RegExMatch

Determines whether a string contains a pattern (regular expression).

FoundPos := RegExMatch(Haystack, NeedleRegEx , OutputVar, StartingPosition := 1)

Parameters

Haystack

Type: String

The string whose content is searched. This may contain binary zero.

NeedleRegEx

Type: String

The pattern to search for, which is a Perl-compatible regular expression (PCRE). The pattern's options (if any) must be included at the beginning of the string followed by a close-parenthesis. For example, the pattern "i)abc.*123" would turn on the case-insensitive option and search for "abc", followed by zero or more occurrences of any character, followed by "123". If there are no options, the ")" is optional; for example, ")abc" is equivalent to "abc".

Although NeedleRegEx cannot contain binary zero, the pattern \x00 can be used to match a binary zero within Haystack.

OutputVar

Type: Variable

Specify a variable in which to store a match object, which can be used to retrieve the position, length and value of the overall match and of each captured subpattern, if any are present.

If the pattern is not found (that is, if the function returns 0), this variable is made blank.

StartingPosition

Type: Integer

If StartingPosition is omitted, it defaults to 1 (the beginning of Haystack). Otherwise, specify 2 to start at the second character, 3 to start at the third, and so on. If StartingPosition is beyond the length of Haystack, the search starts at the empty string that lies at the end of Haystack (which typically results in no match).

Specify a negative StartingPosition to start at that position from the right. For example, -1 starts at the last character and -2 starts at the next-to-last character. If StartingPosition tries to go beyond the left end of Haystack, all of Haystack is searched.

Regardless of the value of StartingPosition, the return value is always relative to the first character of Haystack. For example, the position of "abc" in "123abc789" is always 4.

Return Value

Type: Integer

This function returns the position of the leftmost occurrence of NeedleRegEx in the string Haystack. Position 1 is the first character. Zero is returned if the pattern is not found.

Errors

Syntax errors: If the pattern contains a syntax error, an exception is thrown with a message in the following form: Compile error N at offset M: description. In that string, N is the PCRE error number, M is the position of the offending character inside the regular expression, and description is the text describing the error.

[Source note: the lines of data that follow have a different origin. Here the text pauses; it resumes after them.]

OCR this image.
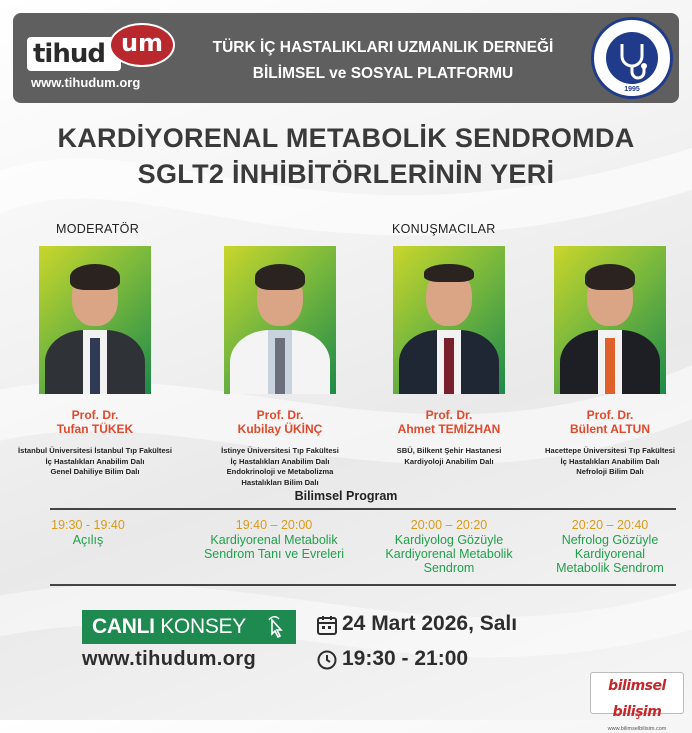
tihud um
www.tihudum.org
TÜRK İÇ HASTALIKLARI UZMANLIK DERNEĞİ
BİLİMSEL ve SOSYAL PLATFORMU
1995
KARDİYORENAL METABOLİK SENDROMDA
SGLT2 İNHİBİTÖRLERİNİN YERİ
MODERATÖR	KONUŞMACILAR
Prof. Dr.
Tufan TÜKEK
İstanbul Üniversitesi İstanbul Tıp Fakültesi
İç Hastalıkları Anabilim Dalı
Genel Dahiliye Bilim Dalı
Prof. Dr.
Kubilay ÜKİNÇ
İstinye Üniversitesi Tıp Fakültesi
İç Hastalıkları Anabilim Dalı
Endokrinoloji ve Metabolizma
Hastalıkları Bilim Dalı
Prof. Dr.
Ahmet TEMİZHAN
SBÜ, Bilkent Şehir Hastanesi
Kardiyoloji Anabilim Dalı
Prof. Dr.
Bülent ALTUN
Hacettepe Üniversitesi Tıp Fakültesi
İç Hastalıkları Anabilim Dalı
Nefroloji Bilim Dalı
Bilimsel Program
19:30 - 19:40
Açılış
19:40 – 20:00
Kardiyorenal Metabolik
Sendrom Tanı ve Evreleri
20:00 – 20:20
Kardiyolog Gözüyle
Kardiyorenal Metabolik
Sendrom
20:20 – 20:40
Nefrolog Gözüyle
Kardiyorenal
Metabolik Sendrom
CANLI KONSEY
www.tihudum.org
24 Mart 2026, Salı
19:30 - 21:00
bilimsel bilişim
www.bilimselbilisim.com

Execution errors: If an error occurs during the execution of the regular expression, an exception is thrown. The Extra property of the exception object contains the PCRE error number. Although such errors are rare, the ones most likely to occur are "too many possible empty-string matches" (-22), "recursion too deep" (-21), and "reached match limit" (-8). If these happen, try to redesign the pattern to be more restrictive, such as replacing each * with a ?, +, or a limit like {0,3} wherever feasible.

Options

See Options for modifiers such as "i)abc", which turns off case-sensitivity in the pattern "abc".

Match Object

If a match is found, an object containing information about the match is stored in OutputVar. This object has the following properties:

Match.Pos(N): Returns the position of the overall match or a captured subpattern.

Match.Len(N): Returns the length of the overall match or a captured subpattern.

Match.Value(N): Returns the overall match or a captured subpattern.

Match.Name(N): Returns the name of the given subpattern, if it has one.

Match.Count(): Returns the overall number of subpatterns.

Match.Mark(): Returns the NAME of the last encountered (*MARK:NAME), when applicable.

Match[N]: If N is 0 or a valid subpattern number or name, this is equivalent to Match.Value(N).

Match.N: Same as above, except that N is an unquoted name or number.

For all of the above properties, N can be any of the following:

The object also supports enumeration; that is, the for-loop is supported. Alternatively, use Loop Match.Count().

Performance

To search for a simple substring inside a larger string, use InStr because it is faster than RegExMatch.

To improve performance, the 100 most recently used regular expressions are kept cached in memory (in compiled form).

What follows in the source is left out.